The Spatial Semantic Hierarchy (SSH) provides a hierarchy of
abstractions for reasoning about large-scale space. It assumes that
the large-scale environments in which the agent operates have a
certain structure, specifically that the environments can be described
as collections of places connected by paths. The Hybrid Spatial
Semantic Hierarchy (HSSH) is a more specific framework of spatial
knowledge that differs from the SSH in several key ways---most
importantly, it incorporates knowledge of small-scale space.
The HSSH allows a robot to describe the world using qualitatively
different representations, each with its own ontology. The hierarchy
of connected representations is useful for the many tasks of
navigation: safe motion, localization, map-building, and route
planning. Equally important, since the multiple representations are
motivated by human cognitive abilities, they provide a "natural" way
for a robot to interact with a human.
To solve the mapping problem, an autonomous robot explores an unknown
environment and uses its own observations to build a useful map. Maps
have a variety of different uses, including route planning, local
motion control with hazard avoidance, estimating distances and
directions, localization, and place recognition. Although important
progress has been made on the SLAM (simultaneous localization and
mapping) problem within a single global frame of reference, metrical
uncertainty can still accumulate over time, making it difficult to
close large loops with confidence.
In recent work to address this problem, we have revised the basic
Spatial Semantic Hierarchy (SSH) to become the Hybrid SSH, by defining
a clean interface to the local perceptual map. We exploit the
strengths of three different map representations to factor the mapping
problem into three distinct sub-problems that can be solved reliably:
local metrical mapping in the scrolling local perceptual map; global
topological mapping given the local metrical maps, generating a tree
of all possible maps to resolve structural ambiguities; a global
metrical map, given the local metrical and global topological
maps.
By factoring the problem in this way, we can build an accurate
global metrical map on the skeleton provided by the accurate global
topological map. The factored problem also leads to a robust and
useful map: the local metrical map is useful for place recognition and
local motion control with hazard avoidance; the global topological map
is useful for localization and route planning; and the global metrical
map is useful for estimating distances and directions.

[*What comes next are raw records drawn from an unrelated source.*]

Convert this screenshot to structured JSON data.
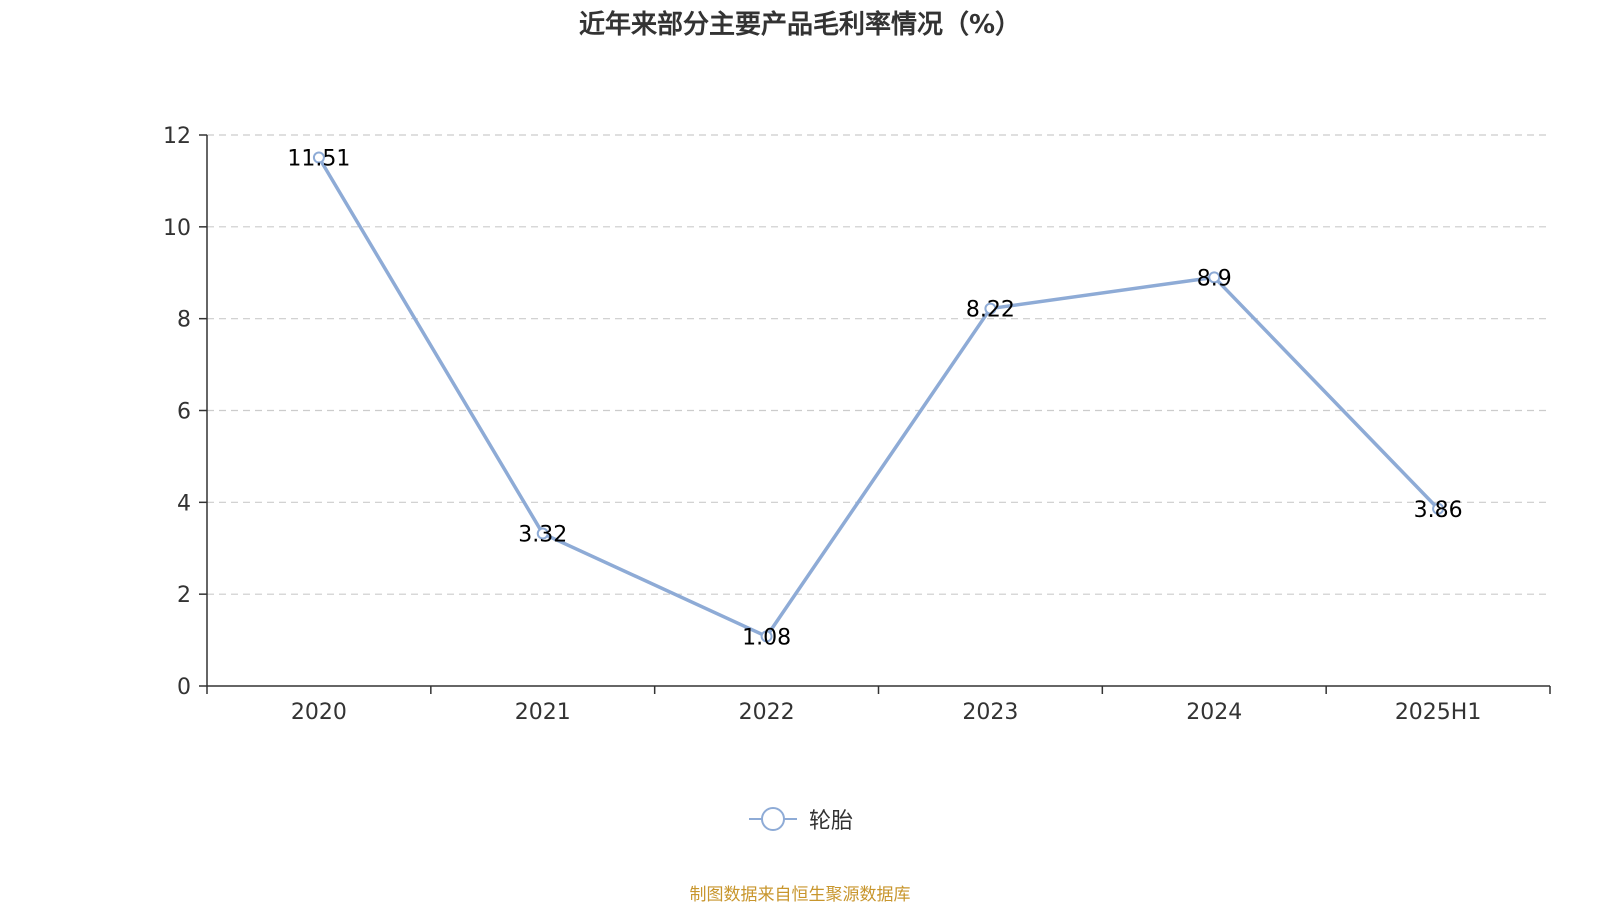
{
  "title": "近年来部分主要产品毛利率情况（%）",
  "source": "制图数据来自恒生聚源数据库",
  "colors": {
    "series": "#8eabd6",
    "title": "#333333",
    "axis": "#333333",
    "grid": "#cccccc",
    "source": "#c8962d",
    "label": "#000000"
  },
  "chart_data": {
    "type": "line",
    "title": "近年来部分主要产品毛利率情况（%）",
    "xlabel": "",
    "ylabel": "",
    "categories": [
      "2020",
      "2021",
      "2022",
      "2023",
      "2024",
      "2025H1"
    ],
    "ylim": [
      0,
      12
    ],
    "yticks": [
      0,
      2,
      4,
      6,
      8,
      10,
      12
    ],
    "grid": "horizontal dashed",
    "legend_position": "bottom-center",
    "series": [
      {
        "name": "轮胎",
        "values": [
          11.51,
          3.32,
          1.08,
          8.22,
          8.9,
          3.86
        ],
        "labels": [
          "11.51",
          "3.32",
          "1.08",
          "8.22",
          "8.9",
          "3.86"
        ]
      }
    ]
  }
}
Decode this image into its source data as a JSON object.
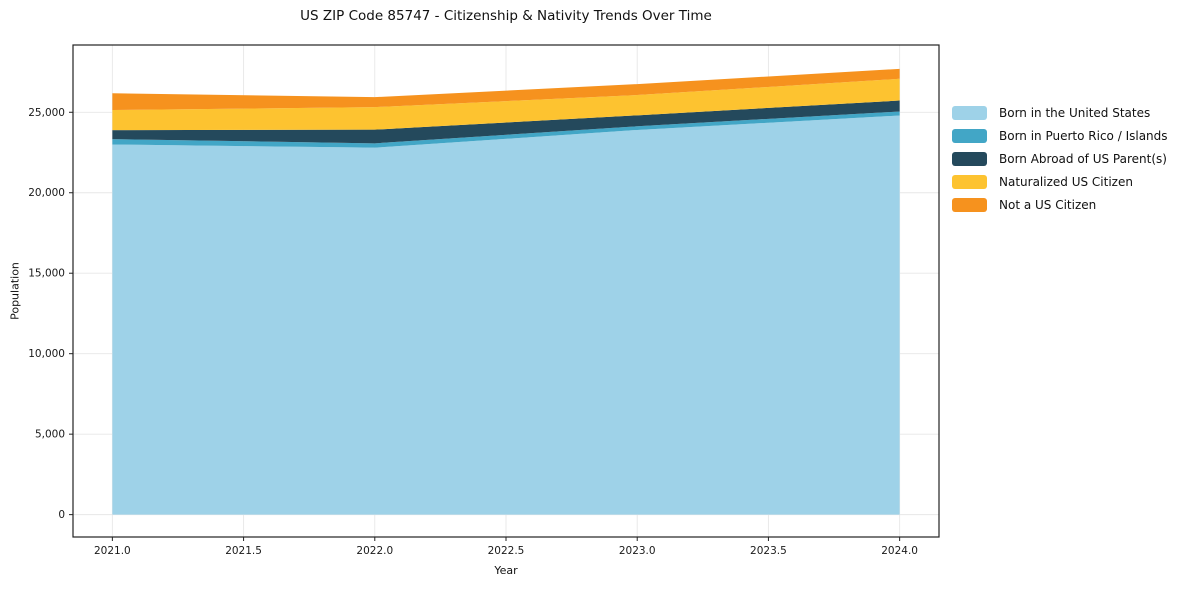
{
  "chart_data": {
    "type": "area",
    "stacked": true,
    "title": "US ZIP Code 85747 - Citizenship & Nativity Trends Over Time",
    "xlabel": "Year",
    "ylabel": "Population",
    "x": [
      2021,
      2022,
      2023,
      2024
    ],
    "series": [
      {
        "name": "Born in the United States",
        "color": "#9ED2E8",
        "values": [
          23000,
          22800,
          23900,
          24800
        ]
      },
      {
        "name": "Born in Puerto Rico / Islands",
        "color": "#42A6C6",
        "values": [
          330,
          270,
          230,
          250
        ]
      },
      {
        "name": "Born Abroad of US Parent(s)",
        "color": "#24495C",
        "values": [
          560,
          850,
          680,
          680
        ]
      },
      {
        "name": "Naturalized US Citizen",
        "color": "#FDC330",
        "values": [
          1250,
          1400,
          1260,
          1350
        ]
      },
      {
        "name": "Not a US Citizen",
        "color": "#F6921E",
        "values": [
          1040,
          620,
          680,
          620
        ]
      }
    ],
    "totals": [
      26180,
      25940,
      26750,
      27700
    ],
    "xlim": [
      2020.85,
      2024.15
    ],
    "ylim": [
      -1390,
      29180
    ],
    "x_ticks": {
      "values": [
        2021.0,
        2021.5,
        2022.0,
        2022.5,
        2023.0,
        2023.5,
        2024.0
      ],
      "labels": [
        "2021.0",
        "2021.5",
        "2022.0",
        "2022.5",
        "2023.0",
        "2023.5",
        "2024.0"
      ]
    },
    "y_ticks": {
      "values": [
        0,
        5000,
        10000,
        15000,
        20000,
        25000
      ],
      "labels": [
        "0",
        "5,000",
        "10,000",
        "15,000",
        "20,000",
        "25,000"
      ]
    },
    "grid": true,
    "legend_position": "right",
    "style": {
      "grid_color": "#e7e7e7",
      "spine_color": "#222222",
      "tick_text_color": "#1a1a1a"
    }
  }
}
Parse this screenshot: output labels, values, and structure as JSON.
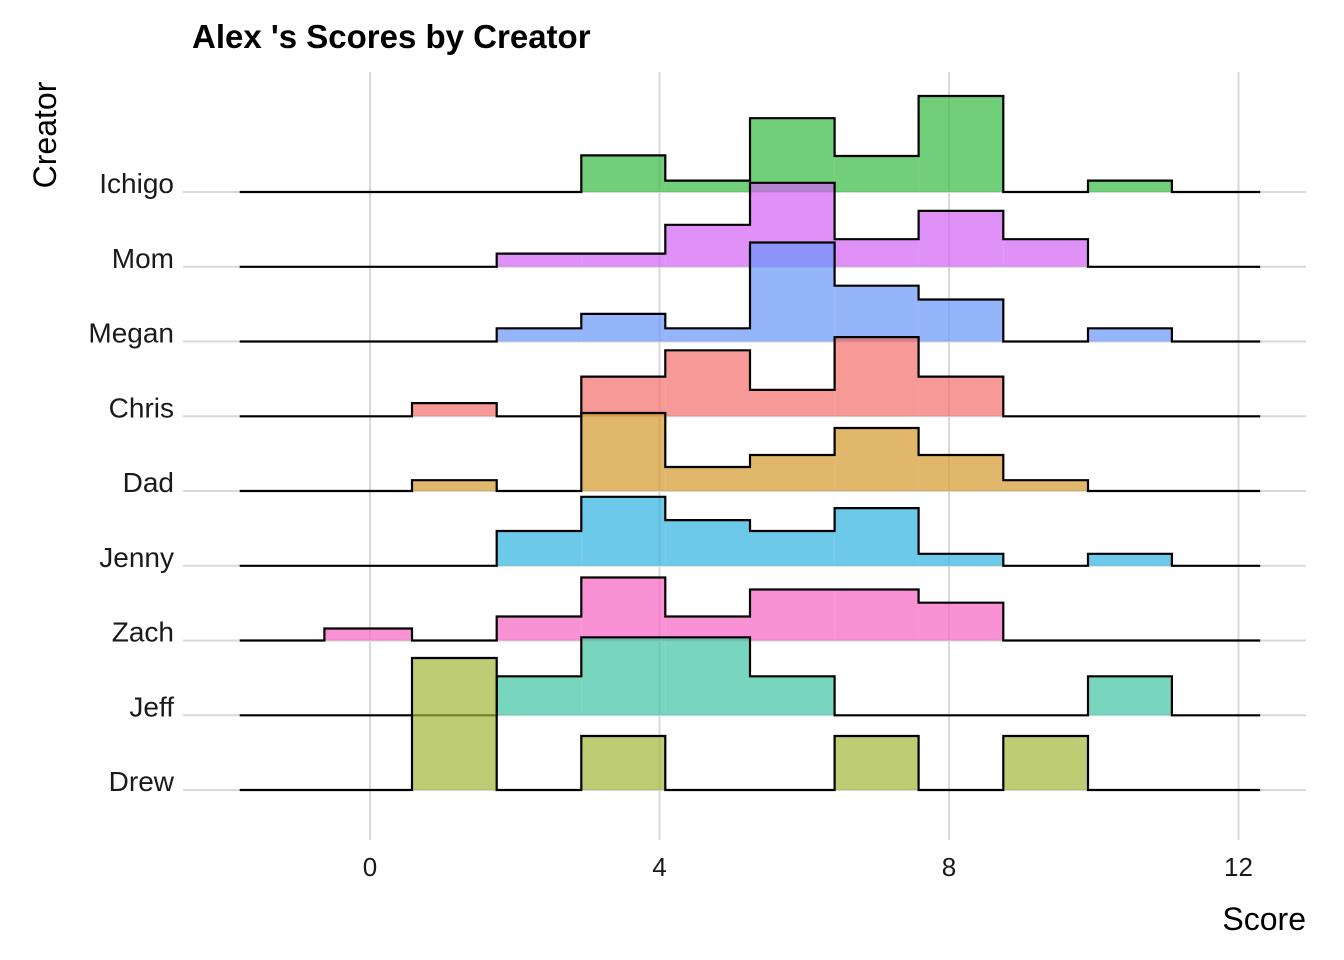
{
  "chart_data": {
    "type": "area",
    "subtype": "ridgeline-histogram",
    "title": "Alex 's Scores by Creator",
    "xlabel": "Score",
    "ylabel": "Creator",
    "xlim": [
      -1.8,
      12.3
    ],
    "x_ticks": [
      0,
      4,
      8,
      12
    ],
    "x_tick_labels": [
      "0",
      "4",
      "8",
      "12"
    ],
    "grid": true,
    "legend": "none",
    "bins": [
      [
        -1.8,
        -0.63
      ],
      [
        -0.63,
        0.58
      ],
      [
        0.58,
        1.75
      ],
      [
        1.75,
        2.92
      ],
      [
        2.92,
        4.08
      ],
      [
        4.08,
        5.25
      ],
      [
        5.25,
        6.42
      ],
      [
        6.42,
        7.58
      ],
      [
        7.58,
        8.75
      ],
      [
        8.75,
        9.92
      ],
      [
        9.92,
        11.08
      ],
      [
        11.08,
        12.3
      ]
    ],
    "series": [
      {
        "name": "Drew",
        "color": "#a3b838",
        "heights": [
          0,
          0,
          2.2,
          0,
          0.9,
          0,
          0,
          0.9,
          0,
          0.9,
          0,
          0
        ]
      },
      {
        "name": "Jeff",
        "color": "#3fc4a4",
        "heights": [
          0,
          0,
          0,
          0.65,
          1.3,
          1.3,
          0.65,
          0,
          0,
          0,
          0.65,
          0
        ]
      },
      {
        "name": "Zach",
        "color": "#f763c3",
        "heights": [
          0,
          0.2,
          0,
          0.4,
          1.05,
          0.4,
          0.85,
          0.85,
          0.63,
          0,
          0,
          0
        ]
      },
      {
        "name": "Jenny",
        "color": "#2fb2e0",
        "heights": [
          0,
          0,
          0,
          0.58,
          1.15,
          0.76,
          0.58,
          0.96,
          0.2,
          0,
          0.2,
          0
        ]
      },
      {
        "name": "Dad",
        "color": "#d49a2c",
        "heights": [
          0,
          0,
          0.18,
          0,
          1.3,
          0.4,
          0.6,
          1.05,
          0.6,
          0.18,
          0,
          0
        ]
      },
      {
        "name": "Chris",
        "color": "#f46d6a",
        "heights": [
          0,
          0,
          0.22,
          0,
          0.66,
          1.1,
          0.44,
          1.32,
          0.66,
          0,
          0,
          0
        ]
      },
      {
        "name": "Megan",
        "color": "#6896f9",
        "heights": [
          0,
          0,
          0,
          0.22,
          0.46,
          0.22,
          1.65,
          0.93,
          0.7,
          0,
          0.22,
          0
        ]
      },
      {
        "name": "Mom",
        "color": "#d163f5",
        "heights": [
          0,
          0,
          0,
          0.22,
          0.22,
          0.7,
          1.4,
          0.46,
          0.93,
          0.46,
          0,
          0
        ]
      },
      {
        "name": "Ichigo",
        "color": "#35ba42",
        "heights": [
          0,
          0,
          0,
          0,
          0.61,
          0.19,
          1.23,
          0.6,
          1.6,
          0,
          0.19,
          0
        ]
      }
    ]
  }
}
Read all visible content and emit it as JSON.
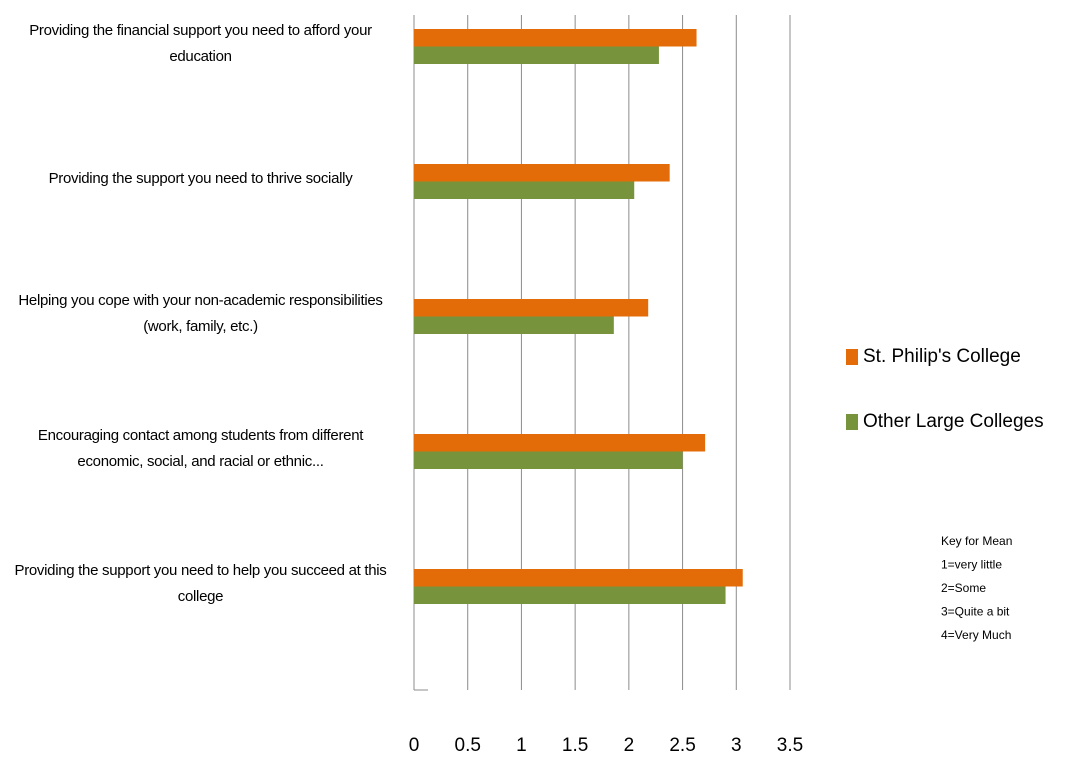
{
  "chart_data": {
    "type": "hbar",
    "categories": [
      "Providing the financial support you need to afford your education",
      "Providing the support you need to thrive socially",
      "Helping you cope with your non-academic responsibilities (work, family, etc.)",
      "Encouraging contact among students from different economic, social, and racial or ethnic...",
      "Providing the support you need to help you succeed at this college"
    ],
    "series": [
      {
        "name": "St. Philip's College",
        "color": "#e36c09",
        "values": [
          2.63,
          2.38,
          2.18,
          2.71,
          3.06
        ]
      },
      {
        "name": "Other Large Colleges",
        "color": "#77933c",
        "values": [
          2.28,
          2.05,
          1.86,
          2.5,
          2.9
        ]
      }
    ],
    "xlim": [
      0,
      3.5
    ],
    "xticks": [
      0,
      0.5,
      1,
      1.5,
      2,
      2.5,
      3,
      3.5
    ],
    "grid": true,
    "legend": "right",
    "annotations": [
      "Key for Mean",
      "1=very little",
      "2=Some",
      "3=Quite a bit",
      "4=Very Much"
    ]
  }
}
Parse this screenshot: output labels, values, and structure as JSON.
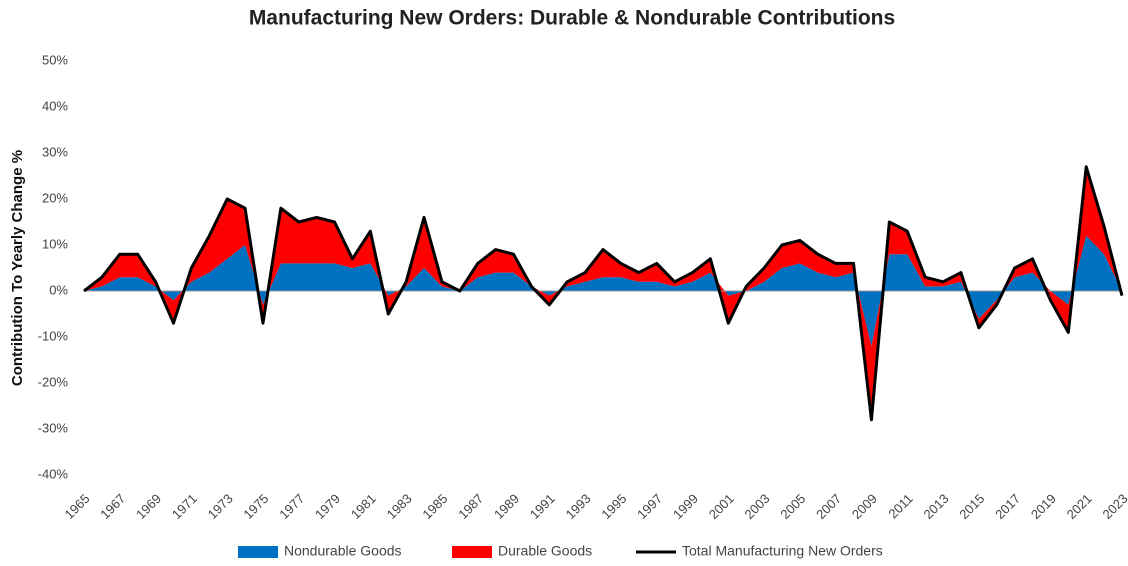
{
  "chart_data": {
    "type": "stacked-area-line",
    "title": "Manufacturing New Orders: Durable & Nondurable Contributions",
    "y_label": "Contribution To Yearly Change %",
    "x": [
      1965,
      1966,
      1967,
      1968,
      1969,
      1970,
      1971,
      1972,
      1973,
      1974,
      1975,
      1976,
      1977,
      1978,
      1979,
      1980,
      1981,
      1982,
      1983,
      1984,
      1985,
      1986,
      1987,
      1988,
      1989,
      1990,
      1991,
      1992,
      1993,
      1994,
      1995,
      1996,
      1997,
      1998,
      1999,
      2000,
      2001,
      2002,
      2003,
      2004,
      2005,
      2006,
      2007,
      2008,
      2009,
      2010,
      2011,
      2012,
      2013,
      2014,
      2015,
      2016,
      2017,
      2018,
      2019,
      2020,
      2021,
      2022,
      2023
    ],
    "series": [
      {
        "name": "Nondurable Goods",
        "type": "area",
        "color": "#0070c0",
        "values": [
          0,
          1,
          3,
          3,
          1,
          -2,
          2,
          4,
          7,
          10,
          -3,
          6,
          6,
          6,
          6,
          5,
          6,
          -1,
          1,
          5,
          1,
          0,
          3,
          4,
          4,
          1,
          -1,
          1,
          2,
          3,
          3,
          2,
          2,
          1,
          2,
          4,
          -1,
          0,
          2,
          5,
          6,
          4,
          3,
          4,
          -12,
          8,
          8,
          1,
          1,
          2,
          -6,
          -2,
          3,
          4,
          0,
          -3,
          12,
          8,
          0
        ]
      },
      {
        "name": "Durable Goods",
        "type": "area",
        "color": "#ff0000",
        "values": [
          0,
          2,
          5,
          5,
          1,
          -5,
          3,
          8,
          13,
          8,
          -4,
          12,
          9,
          10,
          9,
          2,
          7,
          -4,
          1,
          11,
          1,
          0,
          3,
          5,
          4,
          0,
          -2,
          1,
          2,
          6,
          3,
          2,
          4,
          1,
          2,
          3,
          -6,
          1,
          3,
          5,
          5,
          4,
          3,
          2,
          -16,
          7,
          5,
          2,
          1,
          2,
          -2,
          -1,
          2,
          3,
          -2,
          -6,
          15,
          6,
          -1
        ]
      },
      {
        "name": "Total Manufacturing New Orders",
        "type": "line",
        "color": "#000000",
        "values": [
          0,
          3,
          8,
          8,
          2,
          -7,
          5,
          12,
          20,
          18,
          -7,
          18,
          15,
          16,
          15,
          7,
          13,
          -5,
          2,
          16,
          2,
          0,
          6,
          9,
          8,
          1,
          -3,
          2,
          4,
          9,
          6,
          4,
          6,
          2,
          4,
          7,
          -7,
          1,
          5,
          10,
          11,
          8,
          6,
          6,
          -28,
          15,
          13,
          3,
          2,
          4,
          -8,
          -3,
          5,
          7,
          -2,
          -9,
          27,
          14,
          -1
        ]
      }
    ],
    "xlim": [
      1965,
      2023
    ],
    "xticks": [
      1965,
      1967,
      1969,
      1971,
      1973,
      1975,
      1977,
      1979,
      1981,
      1983,
      1985,
      1987,
      1989,
      1991,
      1993,
      1995,
      1997,
      1999,
      2001,
      2003,
      2005,
      2007,
      2009,
      2011,
      2013,
      2015,
      2017,
      2019,
      2021,
      2023
    ],
    "ylim": [
      -40,
      50
    ],
    "yticks": [
      {
        "value": -40,
        "label": "-40%"
      },
      {
        "value": -30,
        "label": "-30%"
      },
      {
        "value": -20,
        "label": "-20%"
      },
      {
        "value": -10,
        "label": "-10%"
      },
      {
        "value": 0,
        "label": "0%"
      },
      {
        "value": 10,
        "label": "10%"
      },
      {
        "value": 20,
        "label": "20%"
      },
      {
        "value": 30,
        "label": "30%"
      },
      {
        "value": 40,
        "label": "40%"
      },
      {
        "value": 50,
        "label": "50%"
      }
    ],
    "legend": "bottom"
  }
}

| The Intelligent Wheelchair |
Smart wheelchairs that can detect and avoid obstacles have been
developed with the goal of serving as mobility aids for persons with
disabilities who find standard power wheelchairs difficult or
impossible to use. By improving mobility and autonomy, they have the
potential to improve the health of populations ranging from the
severely disabled to the growing numbers of aging people.
We propose to create and evaluate an Intelligent Wheelchair that
represents a qualitative increase in capability, based on
state-of-the-art methods for robot exploration, map-building,
navigation, and direction following. The Intelligent Wheelchair acts
under the direction of its human driver, but it is also an intelligent
robot, sensing its local surroundings and maintaining a .cognitive
map. of its environment. The proposed research is driven by the
structure and requirements of the human-robot interface by which the
human driver instructs the Intelligent Wheelchair where it should go.